It is hard to think of a building material that is as ubiquitous, or as useful, as cement. It is literally the glue that holds everything together. This potent blend of rock-derived minerals (principally calcium, silicon, aluminium and iron) is the basic stuff of buildings: mixed with sand it makes mortar; add gravel and it creates concrete. Without cement the construction industry could construct nothing.
In one form or another it has always been around. The ancient Romans exploited the bonding properties of volcanic ash to raise their mighty monuments; and extensive use was made of oyster shells as a lime resource in the Middle Ages. The standard cement of our own times is Portland cement (so named because it has the look of Portland stone): its combination of versatility and strength are preferred over any other version and its raw materials (chiefly limestone and clay) are cheap and easily accessed.
Its manufacture, on the other hand, is hard work.
The rotary kiln (patented in the UK in 1885) was the great technological breakthrough for industrial cement production – and these gigantic, revolving, cylinder-shaped ovens are now at the heart of every cement works. They are not only extremely hot (around 1400°C), so that they transform the raw material that works its way down them into a new substance (called clinker), but they rotate on an incline so that the clinker forms evenly and flows continuously – in true production-line style.
Elsewhere in the production line are the crushers and grinders that at the beginning of the process break the quarried rock down to a form suitable for the kilns, and the mills that later on powderise and mix the clinker material into a final product. Conveyor belts link process to process throughout.
Motors keep all this machinery in motion; and here, as in all industrial operations, variable speed drives make motor behaviour more reliable, easier to control precisely, easier to look after and more efficient to run.
The kilns’ rotational mechanism, for example, benefits greatly from gradual acceleration and continuously adjustable speed. The enormous dimensions of the kilns themselves, combined with typically eccentric load distribution, mean they must overcome significant inertia when starting up. They can achieve this, without the mechanical stress caused by a sudden inrush of current, thanks to variable speed drives supplying motorised rollers with an appropriately high starting torque (250% of full load torque is normal) which then smoothly tails off as speed picks up. Rotational speed is thereafter directly proportional to the speed of material moving through the kiln.

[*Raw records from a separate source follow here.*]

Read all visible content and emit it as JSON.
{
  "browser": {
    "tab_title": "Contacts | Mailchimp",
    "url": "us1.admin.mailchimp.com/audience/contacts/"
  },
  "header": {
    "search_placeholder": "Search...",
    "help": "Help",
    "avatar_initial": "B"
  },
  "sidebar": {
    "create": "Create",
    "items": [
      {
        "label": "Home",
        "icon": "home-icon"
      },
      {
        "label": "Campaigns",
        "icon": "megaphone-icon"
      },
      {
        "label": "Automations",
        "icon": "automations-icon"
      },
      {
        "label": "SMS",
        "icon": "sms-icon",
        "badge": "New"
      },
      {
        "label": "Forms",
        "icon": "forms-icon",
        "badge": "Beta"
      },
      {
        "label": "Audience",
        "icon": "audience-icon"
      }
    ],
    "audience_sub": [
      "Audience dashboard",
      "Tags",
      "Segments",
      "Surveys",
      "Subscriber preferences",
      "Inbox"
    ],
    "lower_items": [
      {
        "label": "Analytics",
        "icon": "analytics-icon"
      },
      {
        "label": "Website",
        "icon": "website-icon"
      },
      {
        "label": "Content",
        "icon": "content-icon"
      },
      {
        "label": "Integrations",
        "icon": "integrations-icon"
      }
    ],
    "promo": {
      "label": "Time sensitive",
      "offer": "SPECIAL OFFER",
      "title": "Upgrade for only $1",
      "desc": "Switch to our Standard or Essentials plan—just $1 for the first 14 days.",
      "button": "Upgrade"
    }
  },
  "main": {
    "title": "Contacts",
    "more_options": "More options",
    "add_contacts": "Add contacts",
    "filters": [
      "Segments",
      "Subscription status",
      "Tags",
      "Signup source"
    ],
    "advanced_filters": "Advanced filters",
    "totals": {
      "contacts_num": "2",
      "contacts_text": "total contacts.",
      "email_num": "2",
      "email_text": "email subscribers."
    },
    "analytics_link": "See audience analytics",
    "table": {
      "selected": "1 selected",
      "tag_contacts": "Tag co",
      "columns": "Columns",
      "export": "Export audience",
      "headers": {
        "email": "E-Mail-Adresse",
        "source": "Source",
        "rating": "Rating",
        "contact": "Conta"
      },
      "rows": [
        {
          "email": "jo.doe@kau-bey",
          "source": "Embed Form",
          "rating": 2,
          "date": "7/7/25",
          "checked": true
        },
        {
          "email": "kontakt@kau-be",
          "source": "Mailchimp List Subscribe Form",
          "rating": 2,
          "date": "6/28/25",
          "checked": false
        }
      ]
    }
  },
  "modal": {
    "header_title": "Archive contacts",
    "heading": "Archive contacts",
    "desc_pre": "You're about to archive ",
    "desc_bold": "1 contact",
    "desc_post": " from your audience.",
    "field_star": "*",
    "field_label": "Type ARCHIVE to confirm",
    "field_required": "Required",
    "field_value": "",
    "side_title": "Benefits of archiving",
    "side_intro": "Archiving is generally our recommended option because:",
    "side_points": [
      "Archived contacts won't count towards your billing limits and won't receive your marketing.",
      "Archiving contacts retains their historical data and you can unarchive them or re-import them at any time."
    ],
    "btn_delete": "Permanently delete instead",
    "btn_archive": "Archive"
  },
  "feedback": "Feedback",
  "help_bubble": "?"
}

Air flow must also be controlled. Induced draft fans are responsible for this, driving the air necessary for combustion through the kiln and drawing off the great volumes of exhaust gas. The process is critical to the regulation of temperature, which must be kept high enough to deliver thorough incineration, but not so high as to risk damaging the kiln shell. Moreover, for the sake of the system’s thermal and chemical stability, the work the fans do needs to be in proportion to the workload.

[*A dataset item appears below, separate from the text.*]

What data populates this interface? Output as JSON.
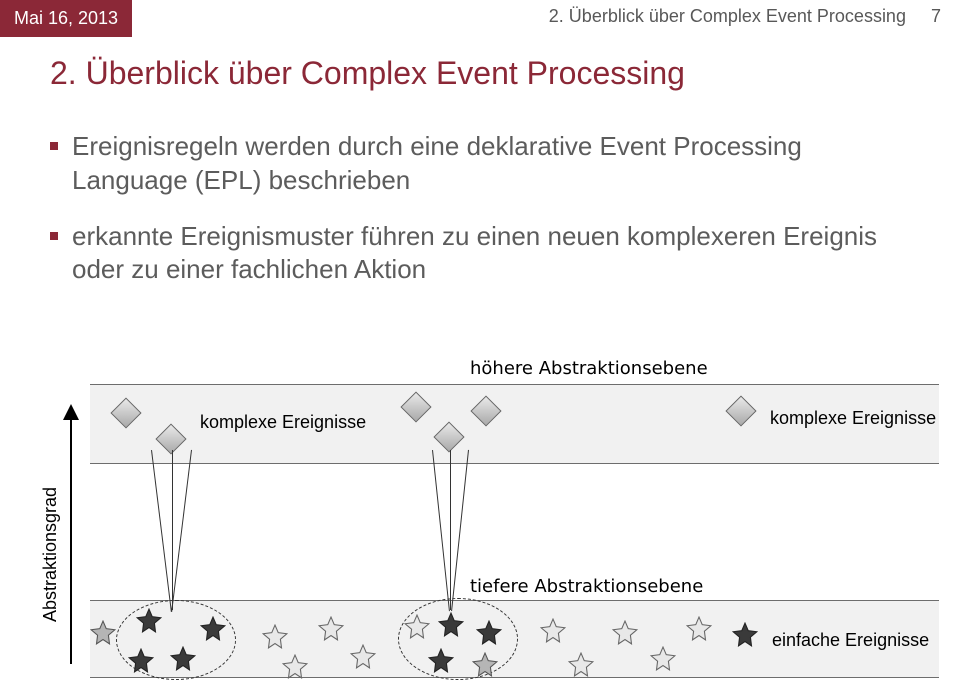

Using variable speed drives to adjust air flow – in response to such factors as air inlet temperature and the exact nature of the raw matter being processed – delivers this. And it allows systems to dispense with the miscellaneous louvres, vanes and dampers formerly used to modify the impact of fans running at constant speed.
Separate cooling fans quickly take the temperature of the fresh clinker down to around 100°C. Again, temperature control is vital: without rapid cooling, clinker can lose mineral content essential to the quality of the final cement. Variable speed drives, keeping the cool air flow in close proportion with the activity of the kiln, therefore work well here too.

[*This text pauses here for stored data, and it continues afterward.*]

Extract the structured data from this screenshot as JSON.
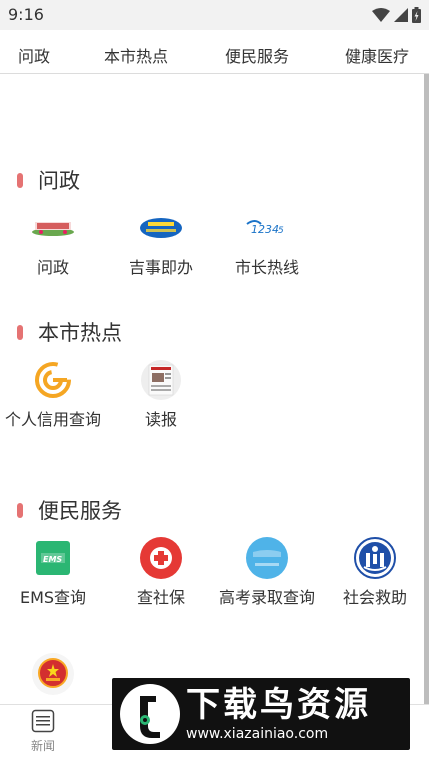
{
  "status_bar": {
    "time": "9:16",
    "icons": [
      "wifi-icon",
      "signal-icon",
      "battery-icon"
    ]
  },
  "tabs": [
    {
      "label": "问政"
    },
    {
      "label": "本市热点"
    },
    {
      "label": "便民服务"
    },
    {
      "label": "健康医疗"
    }
  ],
  "sections": [
    {
      "title": "问政",
      "items": [
        {
          "label": "问政",
          "icon": "wenzheng-logo-icon"
        },
        {
          "label": "吉事即办",
          "icon": "jishijiban-logo-icon"
        },
        {
          "label": "市长热线",
          "icon": "hotline-12345-icon"
        }
      ]
    },
    {
      "title": "本市热点",
      "items": [
        {
          "label": "个人信用查询",
          "icon": "credit-query-icon"
        },
        {
          "label": "读报",
          "icon": "newspaper-icon"
        }
      ]
    },
    {
      "title": "便民服务",
      "items": [
        {
          "label": "EMS查询",
          "icon": "ems-icon"
        },
        {
          "label": "查社保",
          "icon": "social-security-icon"
        },
        {
          "label": "高考录取查询",
          "icon": "gaokao-icon"
        },
        {
          "label": "社会救助",
          "icon": "social-aid-icon"
        },
        {
          "label": "",
          "icon": "national-emblem-icon"
        }
      ]
    }
  ],
  "bottom_nav": [
    {
      "label": "新闻",
      "icon": "news-icon"
    },
    {
      "label": "",
      "icon": "nav-2-icon"
    },
    {
      "label": "",
      "icon": "nav-3-icon"
    },
    {
      "label": "",
      "icon": "nav-4-icon"
    },
    {
      "label": "",
      "icon": "nav-5-icon"
    }
  ],
  "watermark": {
    "title": "下载鸟资源",
    "url": "www.xiazainiao.com"
  },
  "colors": {
    "section_marker": "#e57373",
    "ems_green": "#2bb673",
    "shebao_red": "#e53935",
    "gaokao_blue": "#4fb3e8",
    "aid_blue": "#1f4fa8",
    "credit_orange": "#f5a623"
  }
}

The efficiency gains that variable speed drives bring to fan systems are well-known to engineers: thanks to the unique relationship between speed and power created by the Affinity Laws in physics, a reduction in fan speed equates to a greater than equal reduction in power consumed – 10% less speed, for example, implying an energy saving of around 30%.
The significance of the equation for industrial cement manufacture is considerable: fans figure prominently throughout the plant, as important to the milling operations that both precede and follow the clinker production as they are to the kilns themselves, and serving vital exhaust and de-dusting functions throughout.
Cement plants have much in common with mines, and their machinery tends to benefit from drive motor control for the same reasons. For example, nothing could be more stressful on conveyor systems than random-sized heaps of rocks. And both cement works and mines tend to have very long, very hard-working conveyor belts. Wear and tear on these belts, caused by elasticity and tension issues, can be combatted through the use of multiple motors that have been behaviourally synchronised by drives with load sharing functionality. (The same drive function, again to improve smoothness of motion, can be brought to rotary kilns that have dual motors.)
In both mines and cement works, too, the rock-laden conveyors usually cover long distances downhill. Not only do belt motors here benefit from the accurate torque and speed control necessary for efficient continuous braking, but the braking energy can be fed back to variable speed drives and thus returned to the plant’s power network.
There is no aspect of cement manufacturing that is not energy-intensive, and in overall terms it is one of the most energy-intensive industries of all. It is also, inevitably, one of the most polluting. Every year it puts billions of tons of CO2 into the atmosphere – nearly 10% of total global output.
Much of this comes from the burning gases in the clinker kilns. And research into clinker-free possibilities for cement is currently well under way. For as long as the existing industrial model stands, though, manufacturers are under pressure to make it as sustainable as they can. Energy-efficient technologies in general, and variable speed drives in particular, are proving central to their response.